Türkiye’de enerji miktarı veya enerji planlaması var mı? Yok. Hangi kaynaklardan ne kadar enerji elde edeceğimize dair bir planlama var mı? Yok. Enerjiyi ne amaçla kullanacağımızı, sanayimizi veya değişik sektörlerimizi hangi hedeflerde kuracağımıza dair bir planlama var mı? Yok. Öyleyse neye göre enerji? Sonra niye birdenbire hidroelektrik santraller? Şimdiye kadar aynı derelerde akan suların üzerine barajlar yapılarak hidroelektrik santrallerle elektrik üretiliyordu. Türkiye, hidroelektrik santrallerden enerji üretilmesine yani sudan enerji üretilmesine yabancı bir ülke değil. Peki, niye sayıları böyle birdenbire arttı? Söylediğimiz bu süreç, haklılığımızı gösteriyor. Hidroelektrik santraller, Türkiye’deki suların özelleştirilmesinin aracı olarak kullanılıyor. Doğrudan doğruya enerji üretmekten ziyade, suyun özelleştirilmesini ve bir meta olarak kullanılarak yani kazanç ve kar olarak sermaye gruplarına lanse edilmesinin bir aracı olarak çıkıyor karşımıza. Çünkü bir plan yok. Hidroelektrik santraller, birdenbire hiçbir denetim olmaksızın -geçmişte birkaç tane Devlet Su İşlerince hazırlanmış proje olabilir- özel kişiler tarafından yığınla projenin olduğu, yığınla lisansın alındığı bir hale geliyor. Bu da gösteriyor ki, tamamıyla özelleştirme kampanyasının, bugünkü iktidarın kapıları açması suretiyle hem içerideki, hem dışarıdaki şirketlere adeta kanalize ediliyor. Doğaldır ki, bu da toplumun ileri kesimleri ve o derelerin özelleştirilmesinin sonuçlarını yaşayan yöre insanlarının dikkatini çekiyor. Burada kolum kadar su akıyor, burada hidroelektrik santral mi olur diyen vatandaşımızı haklı kılıyor. Görüyor ki, hidroelektrik santraller sırf özelleştirilme amacıyla yapılan şeyler. İnsanımız, bu sudan yıllarca yararlanmış. Öyleyse insanların yaşadıkları yörenin deredeki suyunu alıp da, bir şahsın kazancına verirseniz, insanlar, ben de karşı çıkarım der ve örgütlenirler. Buna ne kadar gücü yeter, gücü yetiyor mu; o ayrı bir olay, değerlendirilebilir. Ama şunu çok rahatlıkla söylüyoruz: demin de anlattığım gibi Türkiye’de bugün hidroelektrik santrallerinin tamamıyla özelleştirme, suyu özelleştirmenin bir aracı niteliğinde olduğunu ben de teslim ediyorum.

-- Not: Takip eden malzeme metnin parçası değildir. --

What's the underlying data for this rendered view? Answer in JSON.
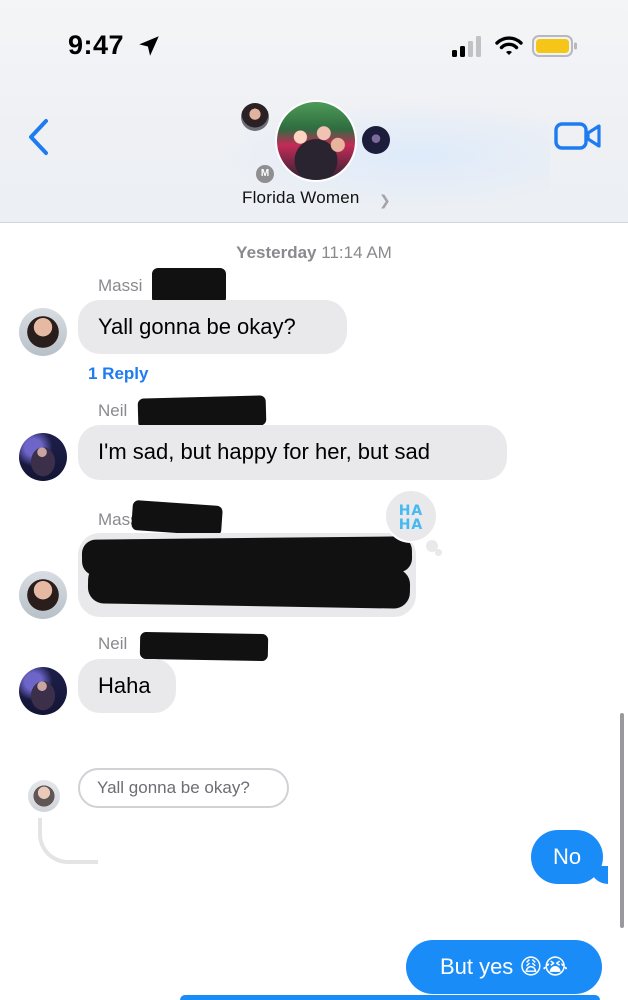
{
  "status_bar": {
    "time": "9:47"
  },
  "header": {
    "group_name": "Florida Women",
    "avatar_initial": "M"
  },
  "conversation": {
    "timestamp_day": "Yesterday",
    "timestamp_time": "11:14 AM",
    "messages": [
      {
        "sender": "Massi",
        "text": "Yall gonna be okay?",
        "reply_count": "1 Reply"
      },
      {
        "sender": "Neil",
        "text": "I'm sad, but happy for her, but sad"
      },
      {
        "sender": "Massi",
        "text": "",
        "reaction": "HA HA"
      },
      {
        "sender": "Neil",
        "text": "Haha"
      }
    ],
    "reply_thread": {
      "quoted_text": "Yall gonna be okay?",
      "outgoing": [
        {
          "text": "No"
        },
        {
          "text": "But yes 😩😭"
        }
      ]
    }
  }
}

HES’lerle ilgili şöyle bir tanımlama yapılıyor: “HES’ler, işletim sırasında emisyon üretmemeleri nedeniyle çevre dostu olarak bilinirler.” Bu tanımdan hareketle, HES’lerin doğaya ve insan faaliyetlerine zararı var mıdır?

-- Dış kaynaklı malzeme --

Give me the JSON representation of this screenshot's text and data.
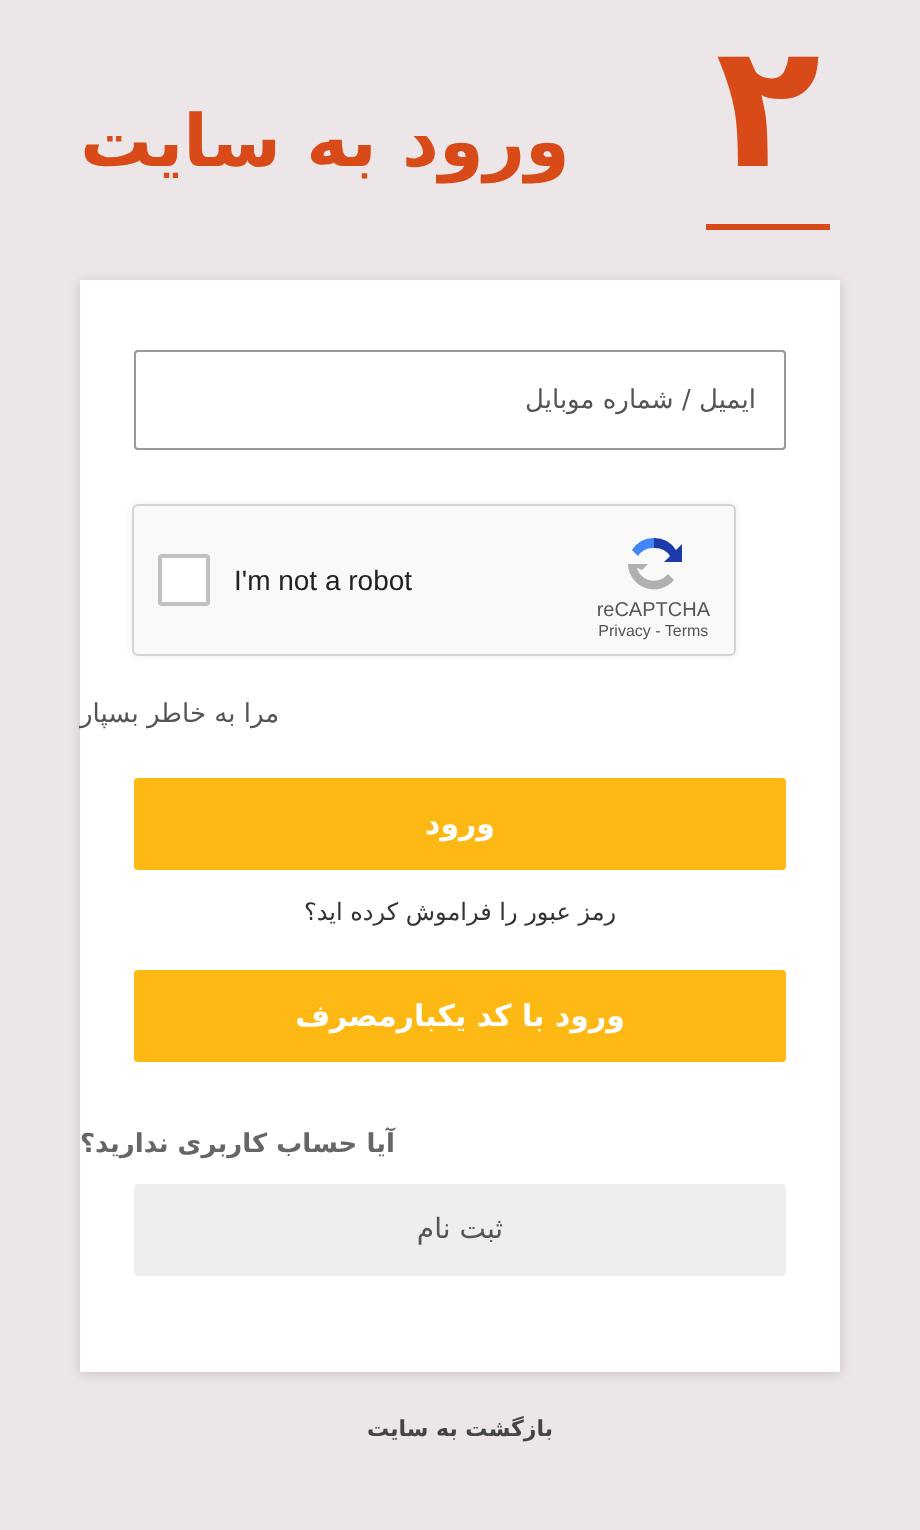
{
  "header": {
    "title": "ورود به سایت",
    "step": "۲"
  },
  "form": {
    "username": {
      "placeholder": "ایمیل / شماره موبایل"
    },
    "captcha": {
      "label": "I'm not a robot",
      "checked": false,
      "brand": "reCAPTCHA",
      "links": "Privacy - Terms"
    },
    "remember": {
      "label": "مرا به خاطر بسپار"
    },
    "login_button": "ورود",
    "forgot_link": "رمز عبور را فراموش کرده اید؟",
    "otp_button": "ورود با کد یکبارمصرف"
  },
  "signup": {
    "question": "آیا حساب کاربری ندارید؟",
    "button": "ثبت نام"
  },
  "back_link": {
    "label": "بازگشت به سایت"
  }
}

Hidroelektrik santrallerinin doğayla barışık olmasıyla ilgili olarak şunu söyleyeyim: Biz mühendisler bunu çok iyi biliriz ki, her yerde doğanın kendi içinde bir yapılanması vardır. Hidroelektrik santraller dere tipi de olsa, baraj da olsa-barajları da mutlaka daha büyük biriktirmeli, depolu hidroelektrik santraller diye nitelendirirsek-biz biliyoruz ki, bu biriken su miktarıyla barajın projedeki boyutlarıyla da ilintili olmakla beraber, büyük bir kara parçası yok ediliyor, suyun altına alıyorsunuz bir kere. Bu nedir? Siz oradaki doğal dengeyi bozuyorsunuz, doğayı değiştiriyorsunuz. Bu sebeplerden hidroelektrik santrallerin küçüğünden büyüğüne hepsi doğayla bütünleşik, doğayı bozmuyor dersek doğru olmaz. Kesinlikle her yapı, hangi irilikte olursa olsun-bu hidroelektrik santrallerin dışında da normal kent içerisinde bir parselde bahçede ve köyde bağda da yaptığınız bir yapı orayı hemen değiştiriyor- yapılan her müdahale bozulma olarak değerlendirilebilir.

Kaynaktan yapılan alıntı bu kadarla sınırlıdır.